In quegli anni era da tempo maturata la convinzione che l’obbligo scolastico dovesse avere una durata superiore a quella prescritta dalla Costituzione, dove non a caso l’indicazione del dato temporale è preceduto dall’avverbio “almeno”. L’istruzione doveva coprire l’intero arco dall’infanzia all’adolescenza, fino alle soglie dell’età adulta, come di fatto in tutti i paesi evoluti. Si fissò così un obiettivo: dodici anni, dall’età di sei a quella di diciotto. Nel 1999 veniva fissata una prima tappa: l’obbligo scolastico veniva elevato di un anno. In pratica i ragazzi non ancora quindicenni, una volta ultimata la secondaria inferiore, venivano “obbligati” a frequentare un anno delle superiori, nel quale le didattiche dovevano tendere a una finalità di orientamento. Poi avevano la scelta: continuare gli studi o andarsene, non senza avere intascato un certificato che attestava gli studi fatti. Veniva introdotto inoltre il cosiddetto obbligo formativo fino ai diciott’anni: cioè l’impegno a frequentare o la scuola, o attività di formazione professionale o di apprendistato.

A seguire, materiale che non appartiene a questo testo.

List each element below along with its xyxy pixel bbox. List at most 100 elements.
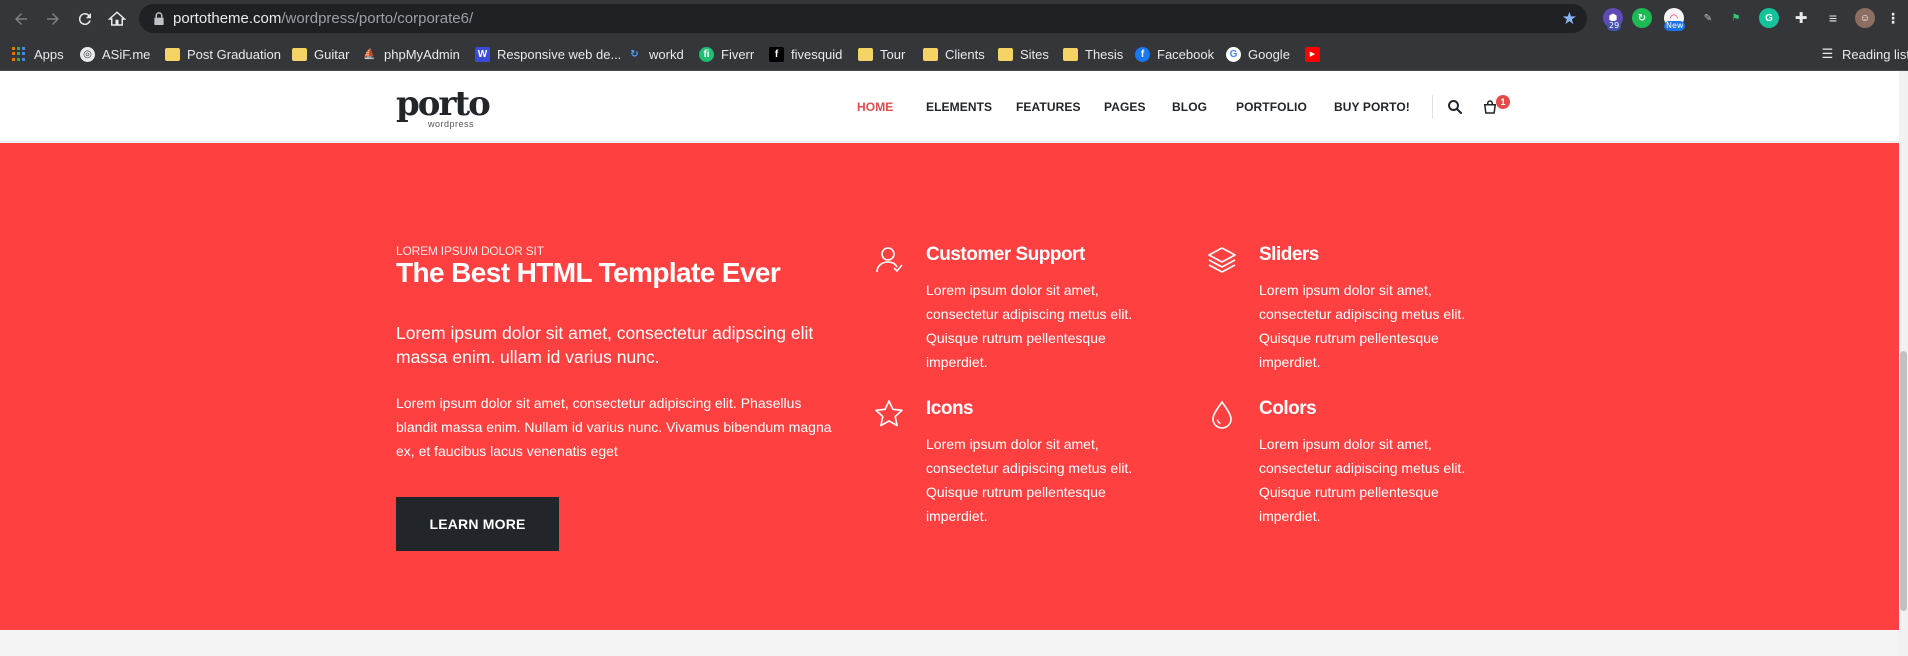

Poi è cambiata la maggioranza di governo, il ministero della pubblica istruzione è diventato ministero dell’istruzione, università e ricerca, e una nuova riforma scolastica, altrettanto discussa, ha preso il posto di quella appena elaborata. In materia di obbligo scolastico, al posto della norma appena approvata dei nove anni è stato varato, con un decreto legislativo dello scorso mese di marzo, il nuovo diritto-dovere. Un diritto che si realizza nel primo ciclo (scuola primaria e secondaria di primo grado) e nel secondo (licei e istruzione e formazione professionale), o nell’apprendistato. In pratica vengono riprese le indicazioni precedenti, e contemporaneamente a questo decreto ne viene varato un altro che si riferisce alla cosiddetta alternanza scuola-lavoro. Già dal prossimo anno scolastico, fa sapere il ministro Letizia Moratti, l’obbligo sale da nove a dieci anni, coinvolgendo trentamila ragazzi che altrimenti abbandonerebbero i percorsi d’istruzione o formazione.

Il decreto stabilisce la responsabilità delle famiglie a proposito di adempimento del dovere d’istruzione e formazione (con sanzioni per i genitori inadempienti), chiama i comuni a vigilare sull’adempimento stesso, affida all’anagrafe nazionale degli studenti il compito di combattere la dispersione, accolla alle scuole secondarie di primo grado funzioni di orientamento, esclude ogni tassa di frequenza in omaggio al famoso secondo comma dell’articolo 34. Il secondo decreto organizza l’alternanza scuola-lavoro, con la finalità di sperimentare le attitudini dei ragazzi e di corrispondere alle loro aspirazioni. Si prevedono anche percorsi in alternanza fra il sistema di istruzione e formazione professionale e i licei.

Come ogni intervento riformista nel mondo della scuola, anche questo ha suscitato polemiche e contrasti, non soltanto fra gli oppositori politici ma anche all’interno della stessa maggioranza di governo. C’è chi accusa la Moratti di avere pedissequamente riproposto linee già fissate dai precedenti governi, chi le rimprovera di avere creato un meccanismo privo di garanzie, chi stima che anche questo passo della riforma è privo di adeguata copertura finanziaria, chi infine considera il nuovo sistema troppo platealmente improntato all’ottica aziendalistica così diffusa oggi in Italia. Infatti quello che una volta era l’obbligo scolastico lo si può adempiere anche fuori dalla scuola: attraverso la formula dell’apprendistato è infatti sufficiente una bottega di parrucchiere, o un laboratorio di falegnameria, o un’officina meccanica. Tutte attività sacrosante, sia chiaro, ma forse sarebbe meglio chiamarle con il loro vero nome.

 

                                                                                                                                                               f.l.